Even the suppression of the late rebellion, and the support of the
Administration in doing it, was made a party question, and the
government found the leaders of the party opposed to the Republican
party an obstacle hardly less difficult to surmount than the chiefs of
the armies of the so-called Confederate States.
Parties are formed, one hardly knows how, and controlled, no one knows
by whom; but usually by demagogues, men who have some private or
personal purposes, for which they wish, through party to use the
government. Parties have no conscience, no responsibility, and their
very reason of being is, the usurpation and concentration of power.
The real practical tendency of universal suffrage is to democratic,
instead of an imperial, centralism. What is to guard against this
centralism? Not universal suffrage, for that tends to create it; and if
the government is left to it, the government becomes practically the
will of an ever shifting and irresponsible majority. Is the remedy in
written or paper constitutions? Party can break through them, and by
making the judges elective by party, for short terms, and re-eligible,
can do so with impunity. In several of the States, the dominant
majority have gained the power to govern at will, without any let or
hindrance. Besides, constitutions can be altered, and have been
altered, very nearly at the will of the majority. No mere paper
constitutions are any protection against the usurpations of party, for
party will always grasp all the power it can.
Yet the evil is not so great as it seems, for in most of the States the
principle of division of powers is carried into the bosom of the State
itself; in some States further than in others, but in all it obtains to
some extent. In what are called the New England States, the best
governed portion of the Union, each town is a corporation, having
important powers and the charge of all purely local matters—chooses
its own officers, manages its own finances, takes charge of its own
poor, of its own roads and bridges, and of the education of its own
children. Between these corporations and the State government are the
counties, that take charge of another class of interests, more general
than those under the charge of the town, but less general than those of
the State. In the great central and Northwestern States the same
system obtains, though less completely carried out. In the Southern
and Southwestern States, the town corporations hardly exist, and the
rights and interests of the poorer classes of persons have been less
well protected in them than in the Northern and Eastern States. But
with the abolition of slavery, and the lessening of the influence of
the wealthy slaveholding class, with the return of peace and the
revival of agricultural, industrial, and commercial prosperity, the New
England system, in its main features, is pretty sure to be gradually
introduced, or developed, and the division of powers in the State to be
as effectively and as systematically carried out as it is between the
General government and the particular or State governments. So, though
universal suffrage, good as far as it goes, is not alone sufficient,
the division of powers affords with it a not inadequate protection.

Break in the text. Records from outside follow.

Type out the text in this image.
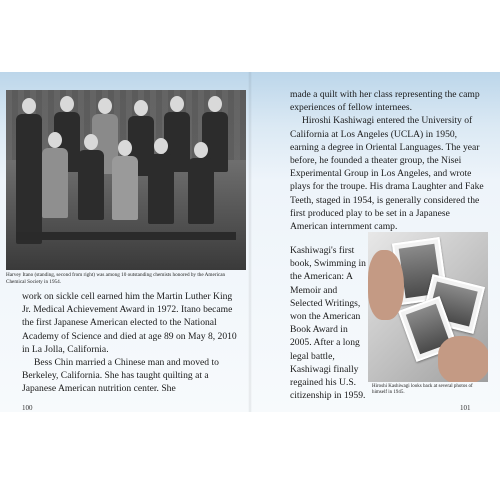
Harvey Itano (standing, second from right) was among 10 outstanding chemists honored by the American Chemical Society in 1954.

work on sickle cell earned him the Martin Luther King Jr. Medical Achievement Award in 1972. Itano became the first Japanese American elected to the National Academy of Science and died at age 89 on May 8, 2010 in La Jolla, California.

Bess Chin married a Chinese man and moved to Berkeley, California. She has taught quilting at a Japanese American nutrition center. She

100

made a quilt with her class representing the camp experiences of fellow internees.

Hiroshi Kashiwagi entered the University of California at Los Angeles (UCLA) in 1950, earning a degree in Oriental Languages. The year before, he founded a theater group, the Nisei Experimental Group in Los Angeles, and wrote plays for the troupe. His drama Laughter and Fake Teeth, staged in 1954, is generally considered the first produced play to be set in a Japanese American internment camp.

Kashiwagi's first book, Swimming in the American: A Memoir and Selected Writings, won the American Book Award in 2005. After a long legal battle, Kashiwagi finally regained his U.S. citizenship in 1959.

Hiroshi Kashiwagi looks back at several photos of himself in 1945.

101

No government, whose workings are intrusted to men, ever is or can be
practically perfect—secure all good, and guard against all evil. In
all human governments there will be defects and abuses, and he is no
wise man who expects perfection from imperfection. But the American
constitution, taken as a whole, and in all its parts, is the least
imperfect that has ever existed, and under it individual rights,
personal freedom and independence, as well as public authority or
society, are better protected than under any other; and as the few
barbaric elements retained from the feudal ages are eliminated, the
standard of education elevated, and the whole population Americanized,
moulded by and to the American system, it will be found to effect all
the good, with as little of the evil, as can be reasonably expected
from any possible civil government or political constitution of society.